In the first of those essays in 1990 in Oxford, Bingham focused upon judicial discretion. He deliberately avoided the deep debate on that topic, from which Oxford was only just beginning to recover and perhaps still suffers. The opening paragraph of that speech began with an anecdote that caused Bingham great concern:

A judge of my acquaintance once told me that when, in the course of trying a case, he encountered any problem of unusual difficulty, it was his practice to glower at counsel in his most forbidding manner and demand "Is this not a matter within my discretion?" On counsel agreeing that it was – which it seems they readily did – he would sink back in his chair with relief, relaxed in the knowledge that no matter which he decided his decision would be immune from successful challenge on appeal.

The theme of his speech was to rail against undirected and unreviewable discretions.
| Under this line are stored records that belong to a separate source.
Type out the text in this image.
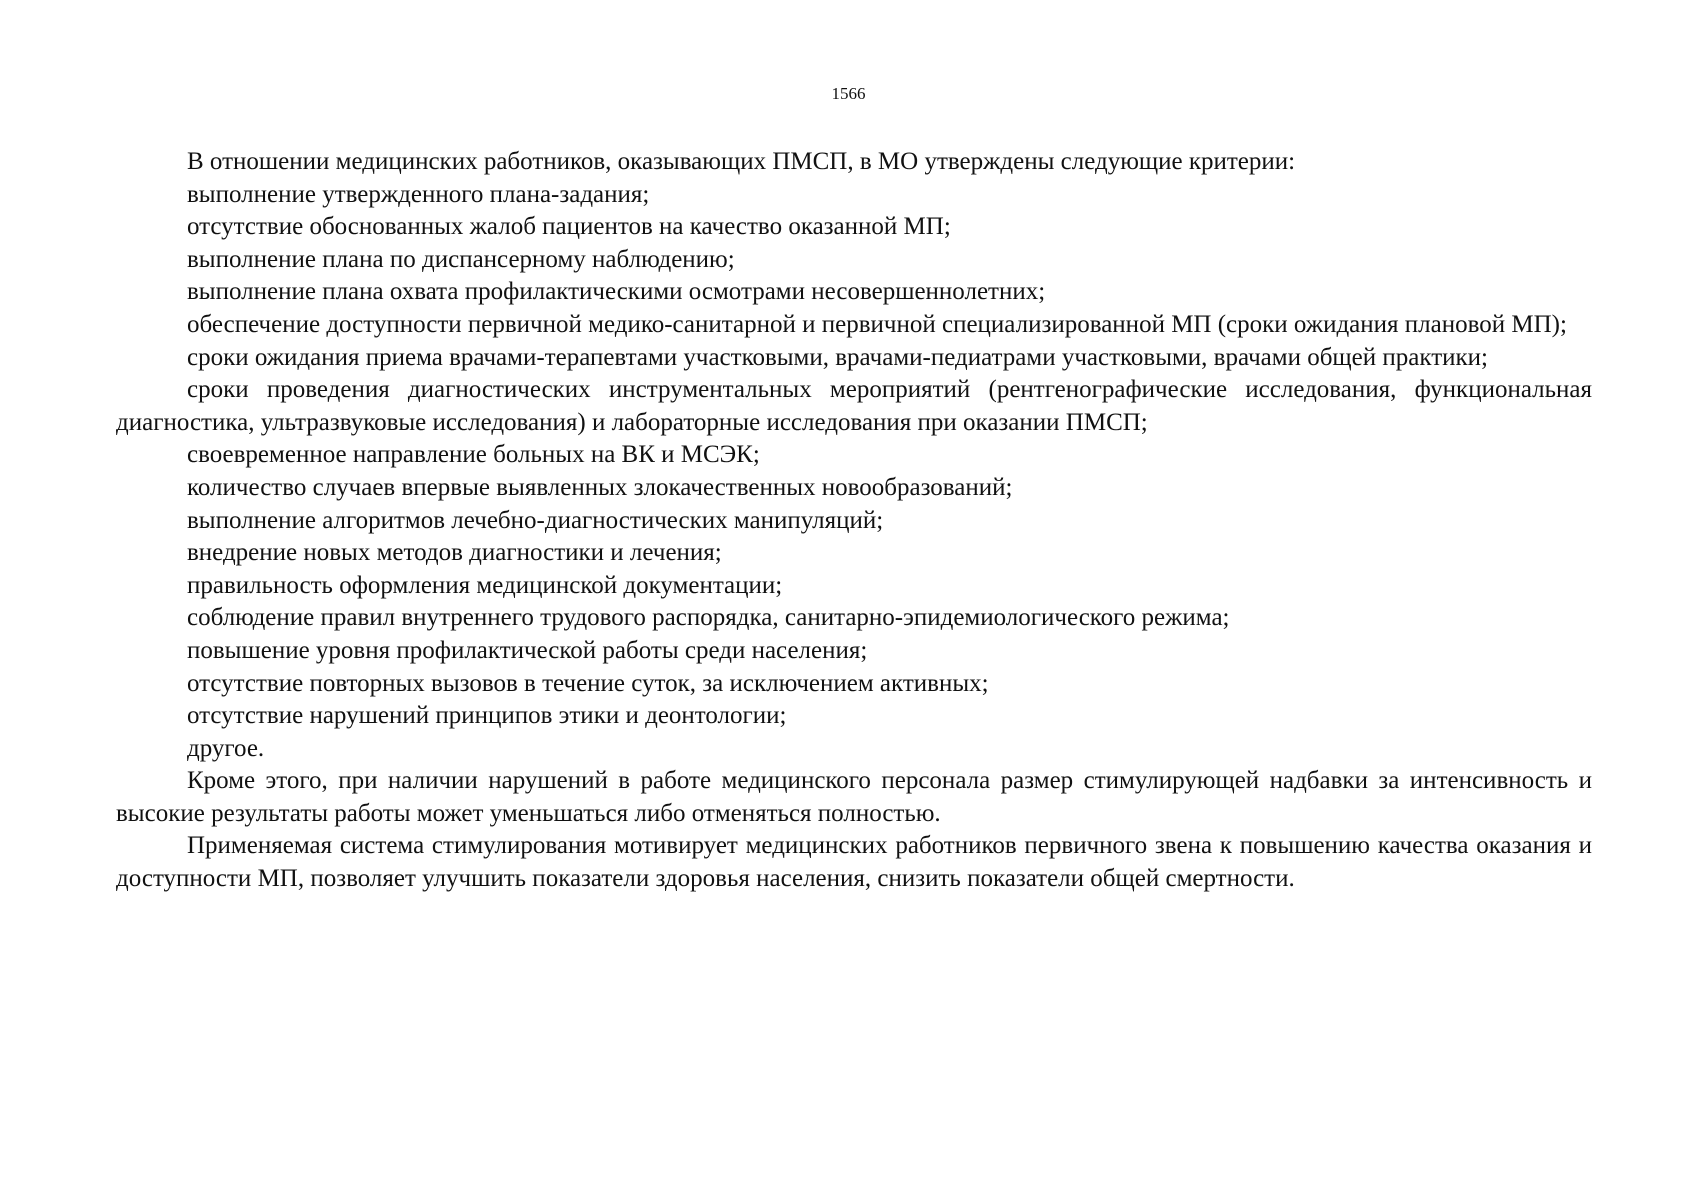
1566

В отношении медицинских работников, оказывающих ПМСП, в МО утверждены следующие критерии:

выполнение утвержденного плана-задания;

отсутствие обоснованных жалоб пациентов на качество оказанной МП;

выполнение плана по диспансерному наблюдению;

выполнение плана охвата профилактическими осмотрами несовершеннолетних;

обеспечение доступности первичной медико-санитарной и первичной специализированной МП (сроки ожидания плановой МП);

сроки ожидания приема врачами-терапевтами участковыми, врачами-педиатрами участковыми, врачами общей практики;

сроки проведения диагностических инструментальных мероприятий (рентгенографические исследования, функциональная диагностика, ультразвуковые исследования) и лабораторные исследования при оказании ПМСП;

своевременное направление больных на ВК и МСЭК;

количество случаев впервые выявленных злокачественных новообразований;

выполнение алгоритмов лечебно-диагностических манипуляций;

внедрение новых методов диагностики и лечения;

правильность оформления медицинской документации;

соблюдение правил внутреннего трудового распорядка, санитарно-эпидемиологического режима;

повышение уровня профилактической работы среди населения;

отсутствие повторных вызовов в течение суток, за исключением активных;

отсутствие нарушений принципов этики и деонтологии;

другое.

Кроме этого, при наличии нарушений в работе медицинского персонала размер стимулирующей надбавки за интенсивность и высокие результаты работы может уменьшаться либо отменяться полностью.

Применяемая система стимулирования мотивирует медицинских работников первичного звена к повышению качества оказания и доступности МП, позволяет улучшить показатели здоровья населения, снизить показатели общей смертности.
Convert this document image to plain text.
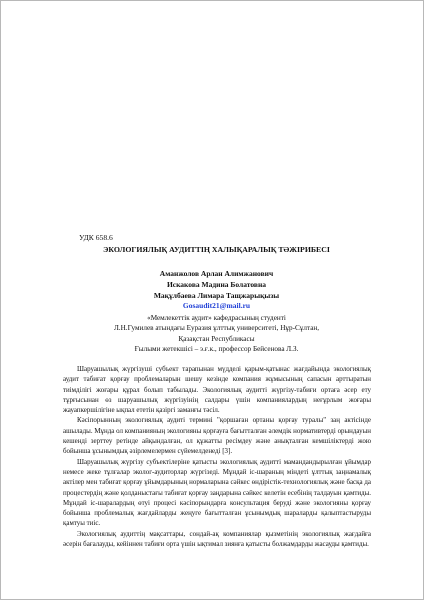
УДК 658.6
ЭКОЛОГИЯЛЫҚ АУДИТТІҢ ХАЛЫҚАРАЛЫҚ ТӘЖІРИБЕСІ
Аманжолов Арлан Алимжанович
Искакова Мадина Болатовна
Мақұлбаева Лимара Тащжарықызы
Gosaudit21@mail.ru
«Мемлекеттік аудит» кафедрасының студенті
Л.Н.Гумилев атындағы Еуразия ұлттық университеті, Нұр-Сұлтан,
Қазақстан Республикасы
Ғылыми жетекшісі – э.ғ.к., профессор Бейсенова Л.З.

Шаруашылық жүргізуші субъект тарапынан мүдделі қарым-қатынас жағдайында экологиялық аудит табиғат қорғау проблемаларын шешу кезінде компания жұмысының сапасын арттыратын тиімділігі жоғары құрал болып табылады. Экологиялық аудитті жүргізу-табиғи ортаға әсер ету тұрғысынан өз шаруашылық жүргізуінің салдары үшін компаниялардың неғұрлым жоғары жауапкершілігіне ықпал ететін қазіргі заманғы тәсіл.

Кәсіпорынның экологиялық аудиті термині "қоршаған ортаны қорғау туралы" заң актісінде ашылады. Мұнда ол компанияның экологияны қорғауға бағытталған әлемдік нормативтерді орындауын кешенді зерттеу ретінде айқындалған, ол құжатты ресімдеу және анықталған кемшіліктерді жою бойынша ұсынымдық әзірлемелермен сүйемелденеді [3].

Шаруашылық жүргізу субъектілеріне қатысты экологиялық аудитті мамандандырылған ұйымдар немесе жеке тұлғалар эколог-аудиторлар жүргізеді. Мұндай іс-шараның міндеті ұлттық заңнамалық актілер мен табиғат қорғау ұйымдарының нормаларына сәйкес өндірістік-технологиялық және басқа да процестердің және қолданыстағы табиғат қорғау заңдарына сәйкес келетін есебінің талдауын қамтиды. Мұндай іс-шаралардың өтуі процесі кәсіпорындарға консультация беруді және экологияны қорғау бойынша проблемалық жағдайларды жеңуге бағытталған ұсынымдық шараларды қалыптастыруды қамтуы тиіс.

Экологиялық аудиттің мақсаттары, сондай-ақ компаниялар қызметінің экологиялық жағдайға әсерін бағалауды, кейіннен табиғи орта үшін ықтимал зиянға қатысты болжамдарды жасауды қамтиды.
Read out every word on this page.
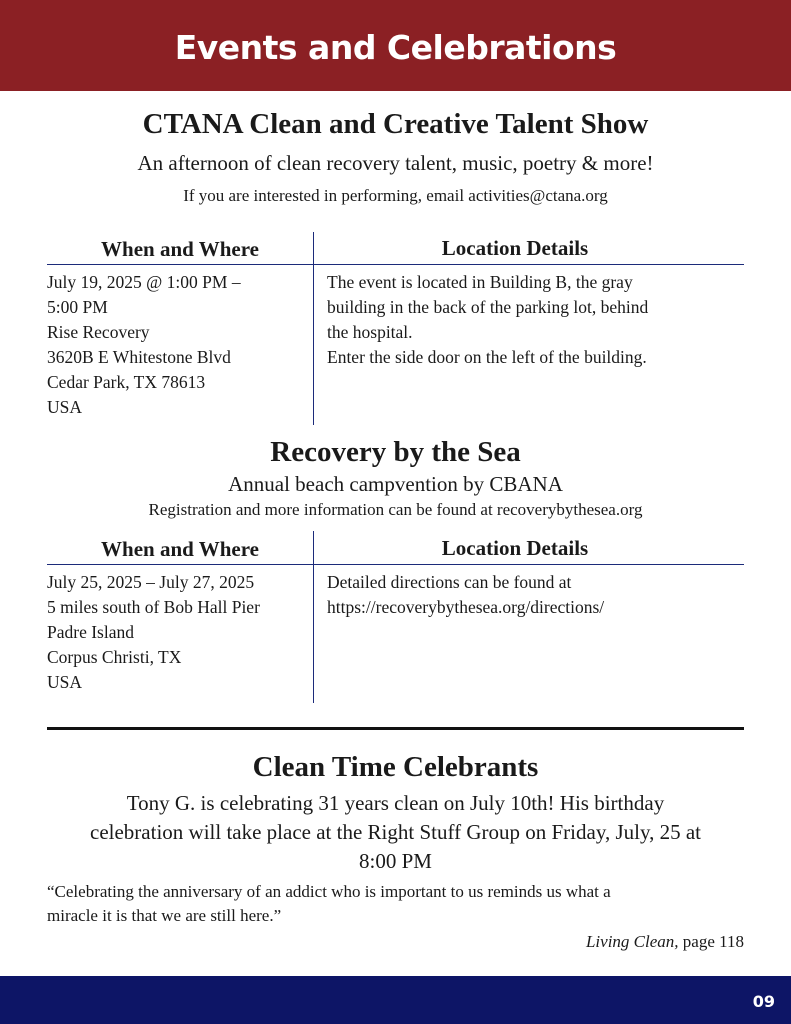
Events and Celebrations
CTANA Clean and Creative Talent Show
An afternoon of clean recovery talent, music, poetry & more!
If you are interested in performing, email activities@ctana.org
When and Where	Location Details
July 19, 2025 @ 1:00 PM –
5:00 PM
Rise Recovery
3620B E Whitestone Blvd
Cedar Park, TX 78613
USA
The event is located in Building B, the gray
building in the back of the parking lot, behind
the hospital.
Enter the side door on the left of the building.
Recovery by the Sea
Annual beach campvention by CBANA
Registration and more information can be found at recoverybythesea.org
When and Where	Location Details
July 25, 2025 – July 27, 2025
5 miles south of Bob Hall Pier
Padre Island
Corpus Christi, TX
USA
Detailed directions can be found at
https://recoverybythesea.org/directions/
Clean Time Celebrants
Tony G. is celebrating 31 years clean on July 10th! His birthday
celebration will take place at the Right Stuff Group on Friday, July, 25 at
8:00 PM
“Celebrating the anniversary of an addict who is important to us reminds us what a
miracle it is that we are still here.”
Living Clean, page 118
09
  1. Am I right that the judge's question on discretion, "glower[ing]" and "forbidding manner" are scare tactics to spook the barrister to take extra care in answering? Did I overlook anything?

  2. I don't understand the bold. A matter being in trial judges' discretion, would immunize them from appeals based on justiciability, but not from appeals alleging error in facts that satisfy conditions) or in law?

1 Answer 1


Once your counsel has conceded that the matter is within the judge's discretion (which is quite likely when an irascible judge makes clear his view that it is), you are estopped from saying on appeal that it was not. And if it was within his discretion, no appeal court can overturn his finding.

As Lord Bingham says, this is not conducive to justice unless you hold the now largely obsolete view that successful appeals reduce public confidence in the system, and so should be kept to a minimum.